2. The door machine security system based on visual monitoring according to claim 1, wherein the processing core detects the coordinates set in the real-time detection image, further detects edge information of a middle area in the image, which is bounded by coordinates of rails on two sides, and when the edge information of the middle area is detected, starts the laser detector to detect in a direction with the edge information, and sends a signal to the processing core according to a detection result.

3. The door machine security system based on visual monitoring according to claim 1, wherein the position judgment formula of the obstacle is a=sin|a|xc, wherein a is the distance between the obstacle and a central line represented by the direction of the travelling monitoring camera, a is the included angle between the laser detector and the central line represented by the direction of the travelling monitoring camera, c is the actual distance detected by the laser detector, and an alarm is given when a is smaller than a set threshold value, otherwise, the alarm is ignored.

4. The door machine security system based on visual monitoring according to claim 1, wherein the position judging method of the obstacle is to use the position of the travelling monitoring camera as a reference, the furthest distance shot by the camera and the track as a boundary, use laser to detect and detect the angle and the distance value of each point corresponding to the boundary, establish a detection set, and send out an alarm when the angle in the data detected in real time accords with the angle in the detection set and the distance value is smaller than the value in the detection set, otherwise ignore.

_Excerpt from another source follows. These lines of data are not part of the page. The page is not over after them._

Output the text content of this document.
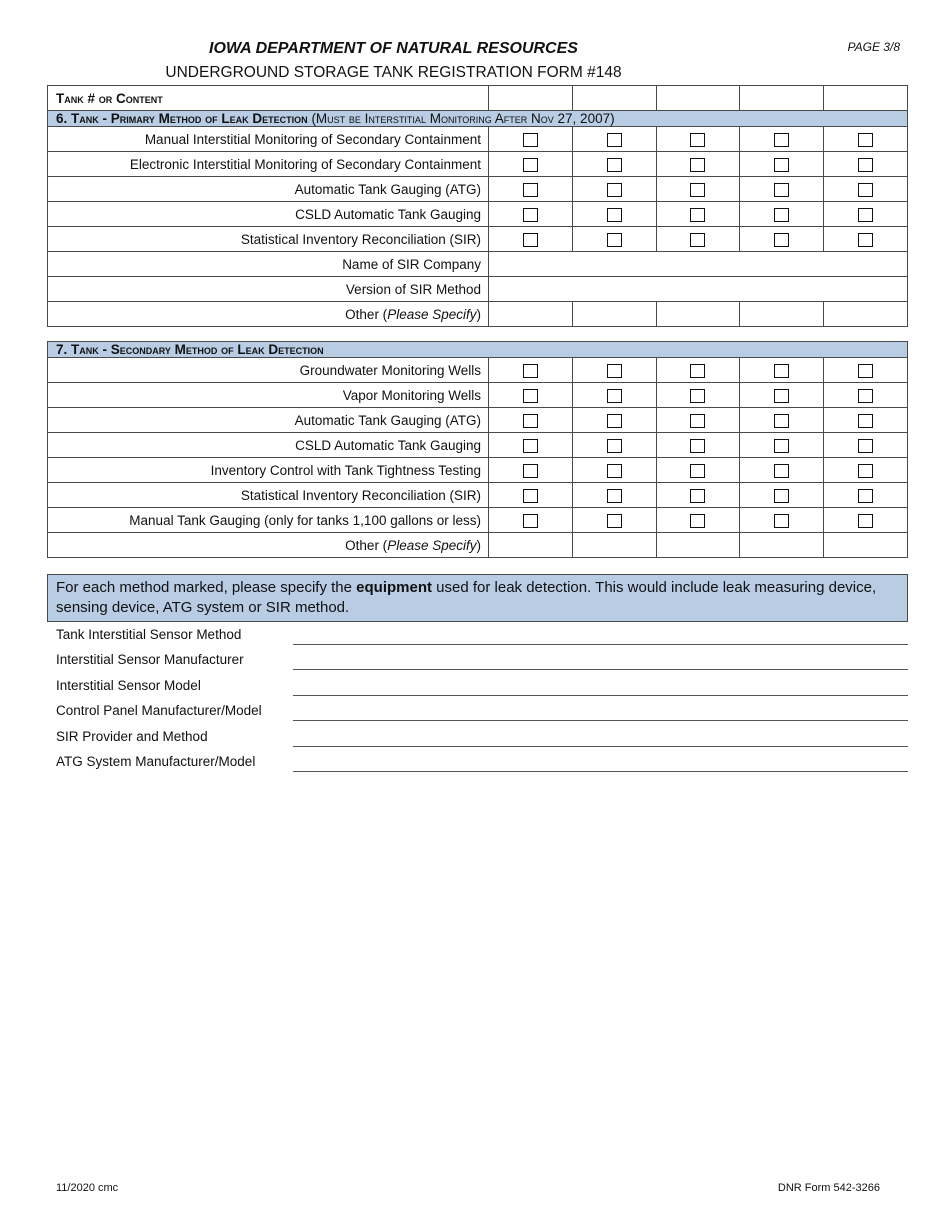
IOWA DEPARTMENT OF NATURAL RESOURCES
UNDERGROUND STORAGE TANK REGISTRATION FORM #148
PAGE 3/8
Tank # or Content					
6. Tank - Primary Method of Leak Detection (Must be Interstitial Monitoring After Nov 27, 2007)					
Manual Interstitial Monitoring of Secondary Containment					
Electronic Interstitial Monitoring of Secondary Containment					
Automatic Tank Gauging (ATG)					
CSLD Automatic Tank Gauging					
Statistical Inventory Reconciliation (SIR)					
Name of SIR Company					
Version of SIR Method					
Other (Please Specify)					

7. Tank - Secondary Method of Leak Detection					
Groundwater Monitoring Wells					
Vapor Monitoring Wells					
Automatic Tank Gauging (ATG)					
CSLD Automatic Tank Gauging					
Inventory Control with Tank Tightness Testing					
Statistical Inventory Reconciliation (SIR)					
Manual Tank Gauging (only for tanks 1,100 gallons or less)					
Other (Please Specify)					

For each method marked, please specify the equipment used for leak detection. This would include leak measuring device, sensing device, ATG system or SIR method.
Tank Interstitial Sensor Method
Interstitial Sensor Manufacturer
Interstitial Sensor Model
Control Panel Manufacturer/Model
SIR Provider and Method
ATG System Manufacturer/Model
11/2020 cmc	DNR Form 542-3266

5. The door machine security system based on visual monitoring according to claim 1, wherein after the infrared camera shoots the face image of the driver, the processing core detects the eye position through an AdaBoost algorithm, and establishes a two-dimensional coordinate system of the eye image with the detected eye image, detects coordinate data of the edge information of the eye in the two-dimensional coordinate system of the eye image through an edge algorithm, further obtains the maximum distance between the upper eyelid and the lower eyelid and the width of the eye, multiplies the maximum distance between the upper eyelid and the lower eyelid and the width of the eye to obtain the eye opening area and establishes a standard eye opening area, and when the real-time monitored eye opening area is smaller than the standard eye opening area to reach a set proportion and a set duration.

6. The door operator security system based on visual monitoring of claim 5, wherein the door operator device sends a signal to the processing core each time a new face is identified, the processing core reestablishing a new standard eye opening area.